Yield Strength: a way to define the strength of materials

I’ve found this very interesting webpage. I re-post here its content, slightly modified and re-arranged, since I think many people dealing with mechanics could find it useful 🙂

A number of terms have been defined for the purpose of identifying the stress at which plastic deformation begins. The value most commonly used for this purpose is the yield strength (YS). The YS is defined as “the stress at which a predetermined amount of permanent deformation occurs“. The graphical portion of the early stages of a tension test is used to evaluate YS, that can be found with this method:

1. the predetermined amount of permanent strain is set along the strain axis of the graph (the horizontal one), to the right of the origin. This starting point is indicated in the figure as point (D);
2. a straight line is drawn through (D) at the same slope as the initial portion of the stress-strain curve;
3. the intersection point (point 3) between the straight line and the stress strain curve is projected to the stress axis. The stress value measured at point 3 is the YS and is expressed in psi (pound-force per square inch), or bar, MPa, and so on.

This plotting method allows to subtract the elastic strain from the total strain, leaving the predetermined permanent offset as a remainder. Such offset, when reporting YS values, should be stated, i.e.: “Yield Strength (at 0.2% offset) = 51,200 psi“.
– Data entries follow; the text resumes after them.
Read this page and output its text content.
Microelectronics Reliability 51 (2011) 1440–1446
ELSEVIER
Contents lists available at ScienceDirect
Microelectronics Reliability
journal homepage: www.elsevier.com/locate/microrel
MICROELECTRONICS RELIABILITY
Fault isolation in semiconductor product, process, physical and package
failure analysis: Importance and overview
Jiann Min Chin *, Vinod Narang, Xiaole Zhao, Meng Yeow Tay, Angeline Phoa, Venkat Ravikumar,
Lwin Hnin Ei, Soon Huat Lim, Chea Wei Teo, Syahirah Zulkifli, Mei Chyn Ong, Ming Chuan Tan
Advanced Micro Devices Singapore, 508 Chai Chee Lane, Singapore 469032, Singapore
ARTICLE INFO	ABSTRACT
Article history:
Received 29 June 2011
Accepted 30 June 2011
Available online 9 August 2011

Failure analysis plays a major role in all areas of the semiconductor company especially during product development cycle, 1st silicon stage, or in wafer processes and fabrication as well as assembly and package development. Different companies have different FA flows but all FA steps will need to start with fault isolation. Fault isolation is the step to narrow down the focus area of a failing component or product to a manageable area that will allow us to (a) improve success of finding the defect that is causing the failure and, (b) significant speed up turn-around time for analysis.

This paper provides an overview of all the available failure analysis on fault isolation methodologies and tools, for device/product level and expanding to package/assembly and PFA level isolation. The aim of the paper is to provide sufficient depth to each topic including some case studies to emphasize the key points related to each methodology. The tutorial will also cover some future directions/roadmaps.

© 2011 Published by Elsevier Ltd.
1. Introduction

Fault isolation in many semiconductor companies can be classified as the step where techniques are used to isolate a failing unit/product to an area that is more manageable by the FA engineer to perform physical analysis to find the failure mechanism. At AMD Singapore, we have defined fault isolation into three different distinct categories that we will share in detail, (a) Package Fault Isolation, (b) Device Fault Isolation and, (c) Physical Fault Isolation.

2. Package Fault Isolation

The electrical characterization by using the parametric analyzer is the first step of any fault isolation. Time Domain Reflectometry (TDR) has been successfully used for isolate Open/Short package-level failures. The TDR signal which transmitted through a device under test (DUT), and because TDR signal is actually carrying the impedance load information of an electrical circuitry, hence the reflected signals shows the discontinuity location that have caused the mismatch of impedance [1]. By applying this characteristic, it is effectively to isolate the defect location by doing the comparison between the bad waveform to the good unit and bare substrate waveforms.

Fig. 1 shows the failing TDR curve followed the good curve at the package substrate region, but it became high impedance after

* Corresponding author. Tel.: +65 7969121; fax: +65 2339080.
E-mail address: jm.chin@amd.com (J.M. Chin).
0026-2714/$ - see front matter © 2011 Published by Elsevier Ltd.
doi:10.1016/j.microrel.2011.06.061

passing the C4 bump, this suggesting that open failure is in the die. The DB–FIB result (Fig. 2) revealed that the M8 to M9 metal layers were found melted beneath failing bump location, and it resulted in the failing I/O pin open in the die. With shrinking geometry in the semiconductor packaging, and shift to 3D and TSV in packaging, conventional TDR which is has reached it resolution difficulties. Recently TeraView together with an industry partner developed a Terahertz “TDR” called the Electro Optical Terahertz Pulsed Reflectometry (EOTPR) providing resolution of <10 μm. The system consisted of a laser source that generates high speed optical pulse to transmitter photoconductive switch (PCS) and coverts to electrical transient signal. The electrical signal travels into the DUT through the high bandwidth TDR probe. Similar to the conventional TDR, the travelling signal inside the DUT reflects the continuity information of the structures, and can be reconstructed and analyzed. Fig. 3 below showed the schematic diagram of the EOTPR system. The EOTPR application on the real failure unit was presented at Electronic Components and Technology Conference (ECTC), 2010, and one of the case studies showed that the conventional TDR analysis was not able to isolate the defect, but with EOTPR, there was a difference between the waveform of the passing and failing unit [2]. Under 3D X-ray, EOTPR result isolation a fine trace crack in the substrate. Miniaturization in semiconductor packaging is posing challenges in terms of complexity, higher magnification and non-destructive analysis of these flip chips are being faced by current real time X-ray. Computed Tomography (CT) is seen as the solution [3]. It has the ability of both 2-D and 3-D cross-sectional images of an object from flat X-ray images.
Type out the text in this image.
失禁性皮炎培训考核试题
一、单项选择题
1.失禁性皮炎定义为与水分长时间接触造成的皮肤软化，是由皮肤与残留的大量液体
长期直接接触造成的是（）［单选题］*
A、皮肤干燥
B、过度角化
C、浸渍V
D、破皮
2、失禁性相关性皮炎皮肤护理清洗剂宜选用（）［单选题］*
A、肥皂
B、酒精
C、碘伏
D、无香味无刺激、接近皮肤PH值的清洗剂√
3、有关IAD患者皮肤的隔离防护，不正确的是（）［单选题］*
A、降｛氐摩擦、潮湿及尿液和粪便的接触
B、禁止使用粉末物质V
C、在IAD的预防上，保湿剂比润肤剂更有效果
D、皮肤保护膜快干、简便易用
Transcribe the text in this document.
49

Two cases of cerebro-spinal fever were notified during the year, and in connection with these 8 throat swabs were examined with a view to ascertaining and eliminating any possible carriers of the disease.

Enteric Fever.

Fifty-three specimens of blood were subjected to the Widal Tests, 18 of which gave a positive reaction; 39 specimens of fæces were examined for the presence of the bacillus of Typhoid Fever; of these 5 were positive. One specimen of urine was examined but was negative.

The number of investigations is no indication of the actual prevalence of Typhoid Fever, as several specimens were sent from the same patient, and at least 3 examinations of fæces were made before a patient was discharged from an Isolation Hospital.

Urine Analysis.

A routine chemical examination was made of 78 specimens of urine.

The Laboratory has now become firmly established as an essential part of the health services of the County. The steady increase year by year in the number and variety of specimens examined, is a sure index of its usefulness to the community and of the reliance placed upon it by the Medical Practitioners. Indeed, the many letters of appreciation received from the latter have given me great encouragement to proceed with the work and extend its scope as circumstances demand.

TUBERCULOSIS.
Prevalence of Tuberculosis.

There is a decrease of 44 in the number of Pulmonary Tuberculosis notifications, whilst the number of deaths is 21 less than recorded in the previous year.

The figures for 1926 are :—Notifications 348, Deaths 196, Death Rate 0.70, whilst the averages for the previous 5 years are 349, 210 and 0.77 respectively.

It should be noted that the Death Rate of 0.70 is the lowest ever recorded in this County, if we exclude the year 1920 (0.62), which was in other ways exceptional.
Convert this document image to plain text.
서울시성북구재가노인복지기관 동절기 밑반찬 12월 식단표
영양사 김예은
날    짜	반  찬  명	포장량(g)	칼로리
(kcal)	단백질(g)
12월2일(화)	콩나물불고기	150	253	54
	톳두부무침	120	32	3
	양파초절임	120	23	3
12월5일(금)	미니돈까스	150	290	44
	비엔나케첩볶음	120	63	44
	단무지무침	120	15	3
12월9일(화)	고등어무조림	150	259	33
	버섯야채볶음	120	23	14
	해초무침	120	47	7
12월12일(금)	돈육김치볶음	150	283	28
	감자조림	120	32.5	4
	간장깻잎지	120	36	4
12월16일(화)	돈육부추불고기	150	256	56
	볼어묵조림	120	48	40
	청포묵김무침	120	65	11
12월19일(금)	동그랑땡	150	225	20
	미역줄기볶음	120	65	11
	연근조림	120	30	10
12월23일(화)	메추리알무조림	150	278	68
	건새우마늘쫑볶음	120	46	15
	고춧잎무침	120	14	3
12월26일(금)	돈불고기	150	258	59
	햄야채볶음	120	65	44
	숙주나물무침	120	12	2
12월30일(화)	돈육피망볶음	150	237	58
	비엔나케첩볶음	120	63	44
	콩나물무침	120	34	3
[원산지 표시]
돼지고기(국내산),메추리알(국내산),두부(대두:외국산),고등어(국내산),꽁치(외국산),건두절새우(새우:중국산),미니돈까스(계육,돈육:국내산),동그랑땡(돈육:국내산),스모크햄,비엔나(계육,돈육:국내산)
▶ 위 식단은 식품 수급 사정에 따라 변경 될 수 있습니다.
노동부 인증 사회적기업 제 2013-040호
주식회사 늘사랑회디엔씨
Some hints about the other points that appear in the figure above:

• the proportional limit (point 2) is defined as “the stress at which the stress-strain curve first deviates from a straight line“. Below this limit value of stress, the ratio of stress to strain is constant, and the material is said to obey Hooke’s Law (stress is proportional to strain). The proportional limit usually is not used in specifications because the deviation begins so gradually that controversies are sure to arise as to the exact stress at which the line begins to curve;
• the ultimate tensile strength (UTS, point 4) is “the maximum stress that a material can withstand while being stretched or pulled“. Basically, during a tensile test, the UTS is the final amount of stress sustained by the material at the exact moment preceding the object rupture. Rupture corresponds to the fracture point (point 5).